If a brute force approach where we try 1000 different values for each weight.
Since we have 30 weights, and we're trying 1000 different values for each weight, we end up with 1000^30 combinations to test.
Total combinations to try: 1000^30 (that's 1 followed by 90 zeros!)

Understanding 1000^30: 1000^30 is an enormously large number.

To give an idea:

Now, let's use the world's fastest supercomputer:

It can do about 1 quintillion (1,000,000,000,000,000,000) calculations per second.
Even if this supercomputer could test one combination in one calculation:
Time to test all combinations: About 28,800,000,000,000,000,000,000,000,000,000,000,000,000,000,000,000,000,000,000,000,000 years
To put this in perspective:
The universe is only about 13.8 billion years old.
This is like waiting for the entire lifetime of our universe to pass, then repeating that wait about 2 billion trillion trillion trillion more times!

This mind-boggling amount of time shows why we can't just try every possible combination of weights in a neural network.
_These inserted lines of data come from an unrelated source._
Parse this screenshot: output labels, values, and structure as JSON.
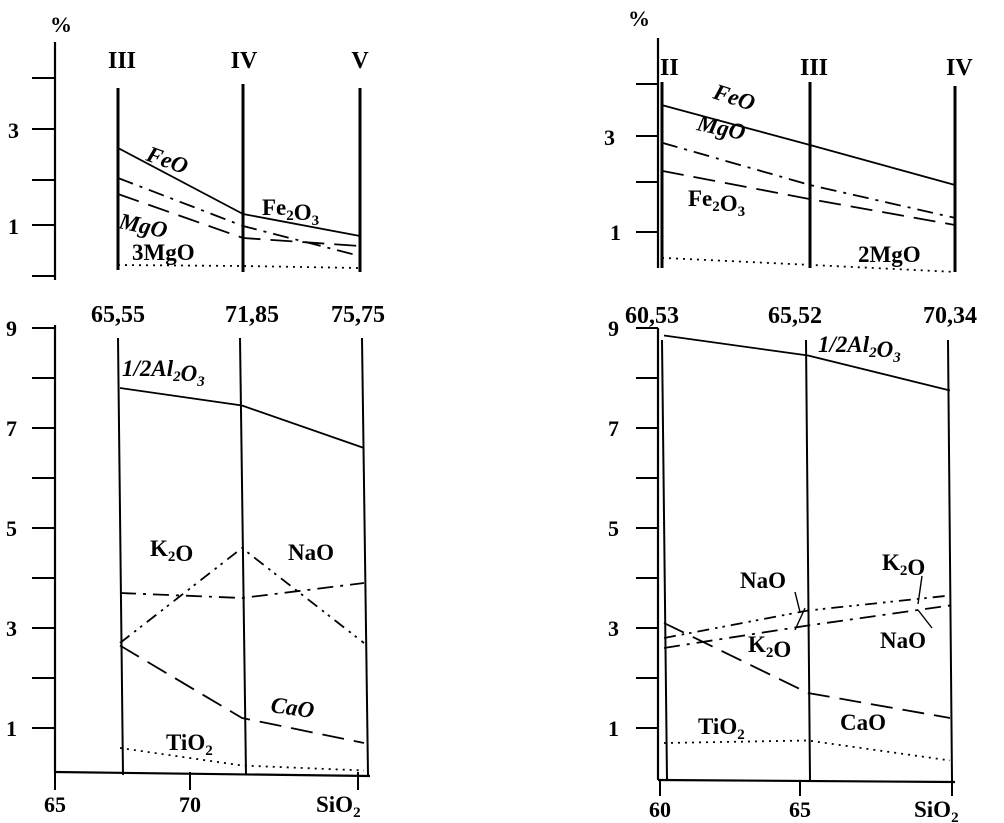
{
  "chart_data": [
    {
      "panel": "left-top",
      "type": "line",
      "ylabel": "%",
      "y_ticks": [
        3,
        1
      ],
      "stage_labels": [
        "III",
        "IV",
        "V"
      ],
      "x": [
        65.55,
        71.85,
        75.75
      ],
      "series": [
        {
          "name": "FeO",
          "style": "solid",
          "values": [
            2.6,
            1.2,
            null
          ]
        },
        {
          "name": "Fe2O3",
          "style": "solid",
          "values": [
            null,
            1.2,
            0.8
          ]
        },
        {
          "name": "MgO",
          "style": "dashed",
          "values": [
            1.5,
            0.7,
            0.55
          ]
        },
        {
          "name": "",
          "style": "dashdot",
          "values": [
            1.65,
            0.75,
            0.4
          ]
        },
        {
          "name": "3MgO",
          "style": "dotted",
          "values": [
            0.25,
            0.2,
            0.15
          ]
        }
      ],
      "series_labels": [
        "FeO",
        "Fe2O3",
        "MgO",
        "3MgO"
      ]
    },
    {
      "panel": "left-bottom",
      "type": "line",
      "y_ticks": [
        9,
        7,
        5,
        3,
        1
      ],
      "x_ticks": [
        "65",
        "70",
        "SiO2"
      ],
      "column_values": [
        "65,55",
        "71,85",
        "75,75"
      ],
      "x": [
        65.55,
        71.85,
        75.75
      ],
      "series": [
        {
          "name": "1/2Al2O3",
          "style": "solid",
          "values": [
            7.8,
            7.45,
            6.6
          ]
        },
        {
          "name": "K2O",
          "style": "dashdot",
          "values": [
            3.7,
            3.6,
            3.9
          ]
        },
        {
          "name": "NaO",
          "style": "dashdotdot",
          "values": [
            2.7,
            4.6,
            2.7
          ]
        },
        {
          "name": "CaO",
          "style": "dashed",
          "values": [
            2.65,
            1.2,
            0.7
          ]
        },
        {
          "name": "TiO2",
          "style": "dotted",
          "values": [
            0.6,
            0.25,
            0.15
          ]
        }
      ]
    },
    {
      "panel": "right-top",
      "type": "line",
      "ylabel": "%",
      "y_ticks": [
        3,
        1
      ],
      "stage_labels": [
        "II",
        "III",
        "IV"
      ],
      "x": [
        60.53,
        65.52,
        70.34
      ],
      "series": [
        {
          "name": "FeO",
          "style": "solid",
          "values": [
            3.7,
            2.85,
            2.0
          ]
        },
        {
          "name": "MgO",
          "style": "dashdot",
          "values": [
            2.9,
            2.0,
            1.3
          ]
        },
        {
          "name": "Fe2O3",
          "style": "dashed",
          "values": [
            2.3,
            1.7,
            1.15
          ]
        },
        {
          "name": "2MgO",
          "style": "dotted",
          "values": [
            0.45,
            0.3,
            0.15
          ]
        }
      ]
    },
    {
      "panel": "right-bottom",
      "type": "line",
      "y_ticks": [
        9,
        7,
        5,
        3,
        1
      ],
      "x_ticks": [
        "60",
        "65",
        "SiO2"
      ],
      "column_values": [
        "60,53",
        "65,52",
        "70,34"
      ],
      "x": [
        60.53,
        65.52,
        70.34
      ],
      "series": [
        {
          "name": "1/2Al2O3",
          "style": "solid",
          "values": [
            8.85,
            8.45,
            7.75
          ]
        },
        {
          "name": "NaO",
          "style": "dashdotdot",
          "values": [
            2.8,
            3.35,
            3.65
          ]
        },
        {
          "name": "K2O",
          "style": "dashdot",
          "values": [
            2.6,
            3.05,
            3.45
          ]
        },
        {
          "name": "CaO",
          "style": "dashed",
          "values": [
            3.1,
            1.7,
            1.2
          ]
        },
        {
          "name": "TiO2",
          "style": "dotted",
          "values": [
            0.7,
            0.75,
            0.35
          ]
        }
      ],
      "series_labels": [
        "NaO",
        "K2O",
        "K2O",
        "NaO",
        "TiO2",
        "CaO",
        "1/2Al2O3"
      ]
    }
  ]
}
It's why we need smarter methods, like gradient descent, to train neural networks efficiently.

In essence, as we add more dimensions (weights in this case), the problem becomes exponentially more complex - that's the curse of dimensionality in action!

Gradient Descent

It's a method to find the minimum of a cost function.
The gradient refers to the slope or direction of steepest descent at a given point.

How it works:

Start at a random point on the cost function.
Calculate the slope (gradient) at that point.
Move in the direction of the negative gradient (downhill).
Repeat this process, each time recalculating the gradient and moving downhill.
Analogy:
Imagine you're on a hill and want to reach the bottom.
You look around to see which way is downhill and take a step in that direction.
Keep doing this until you reach the bottom (minimum).
Characteristics:
The path is often zig-zaggy rather than a straight line to the minimum.
The step size (learning rate) can be adjusted - bigger steps at first, smaller as you get closer to the minimum.

Advantages of Gradient Descent:
Much more efficient than trying every possible combination of weights (brute force).
Works well in high-dimensional spaces where brute force is impossible.
Variations:

The passage mentions stochastic gradient descent as a topic for the next discussion, which is a variation of this method.

This method is crucial in machine learning as it provides an efficient way to optimize complex models with many parameters, like neural networks, without having to exhaustively search all possible combinations.